La soluzione secondo Rossi? Più soldi, per "rendere appetibile questo lavoro sia dal punto di vista remunerativo sia dal punto di vista dell’organizzazione", nel senso però di "finanziare di più l’organizzazione dello studio, gli infermieri e il personale amministrativo". Niente a che fare, dunque, né con la proposta rilanciata dalla Fp Cgil Mmmg di trasformare i medici di base (liberi professionisti che lavorano per le Regioni in base a un contratto nazionale) in dipendenti del servizio sanitario pubblico, né tantomeno con la "revisione organizzativa" di cui parla la vicepresidente e assessore al Welfare della Regione Letizia Moratti. Che Rossi attacca a testa bassa: definisce "una topica incredibile" la sua dichiarazione sul ruolo degli infermieri nelle cure primarie, "poi corretta in una fantomatica supplenza organizzativa, che mi devono ancora spiegare cosa vuol dire", e l’accusa di aver "coinvolto molto poco i Mmg" nell’ultima riforma sanitaria ("Vengono a volte sentiti, ma dai suoi funzionari", e comunque "se una categoria la senti e poi fai quello che vuoi, diventa un alibi").

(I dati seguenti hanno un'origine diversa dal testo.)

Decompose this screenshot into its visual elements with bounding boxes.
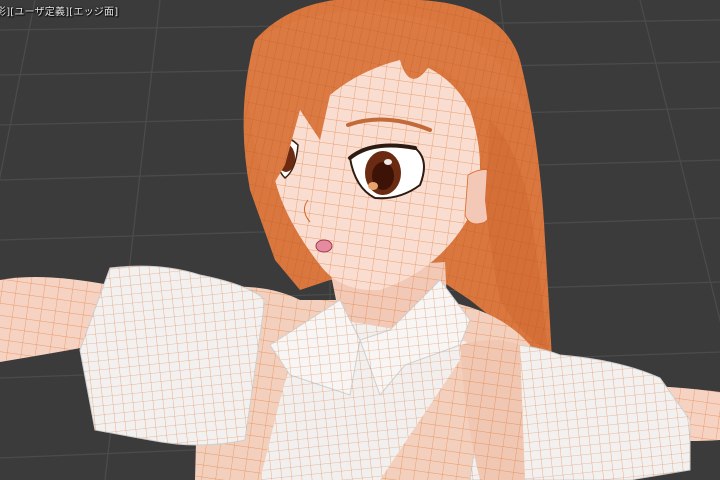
- 3d-viewport[interactable]: 影][ユーザ定義][エッジ面]: [0, 0, 720, 480]
- left-sleeve: [79, 265, 266, 446]
- character-model[interactable]: [0, 0, 720, 480]
- viewport-header-label: 影][ユーザ定義][エッジ面]: [0, 7, 119, 18]
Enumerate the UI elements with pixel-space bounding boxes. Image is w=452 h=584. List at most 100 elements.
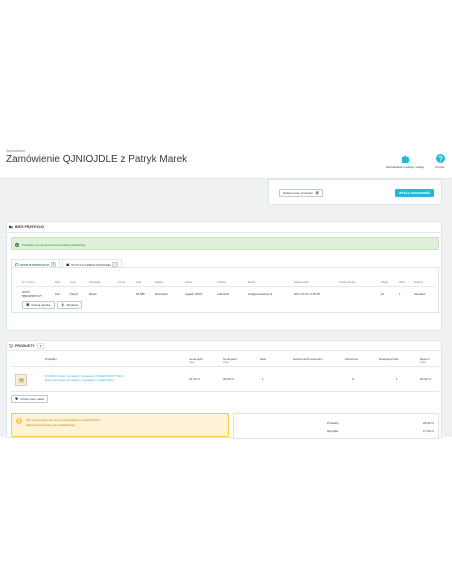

Anche le Case di comunità del Pnrr, introdotte via riforma in Lombardia, al presidente dell’Ordine risultano "non pervenute. Ho visto tanti nastri tagliati, però nessuno dice cosa ci si deve fare dentro. Forse dormirci", ironizza, dato che "tutti noi stiamo lavorando più del 2019, e ai medici di medicina generale hanno dato dei fannulloni più di una volta". Rossi è anche presidente regionale e provinciale dello Snami, sindacato particolarmente rappresentativo dei medici di base, ma allarga il discorso ai camici bianchi nei pronto soccorso: "Una volta vi si prendevano liberi professionisti “a gettone”, ed era già sbagliato. Adesso in Lombardia" e "anche su Milano" "si sta diffondendo un sistema già diffuso nel Lazio: si affida il servizio a una cooperativa piuttosto che a un gruppo di privati". Medici “a noleggio” per tappare i buchi, "come per le pulizie. È una follia che in pronto soccorso tutti i giorni cambi il personale".

Solo su quest’ultimo punto la Direzione Welfare della Regione ha risposto a Rossi, assicurando che "è sempre stata garantita la piena funzionalità della rete di pronto soccorso" "attraverso l’impiego di personale strutturato (assunto, ndr). Nei casi in cui la carenza di specialisti e momentanee difficoltà di reclutamento mettono a repentaglio il pieno funzionamento dei servizi, Regione ricorre" a "cooperative in grado di offrire personale idoneo, preparato e specializzato. Soluzioni temporanee e percentualmente marginali, praticamente assenti nell’area metropolitana milanese, rispetto al servizio di pronto soccorso della sanità lombarda". Dove "il 70% degli accessi sono in codice verde", ricordano da Palazzo Lombardia, e si aspettano che il servizio sia "sgravato da accessi inappropriati" grazie "all’avvio delle Case di comunità e alla riorganizzazione della medicina territoriale, per la quale confidiamo nella piena collaborazione dei Mmg".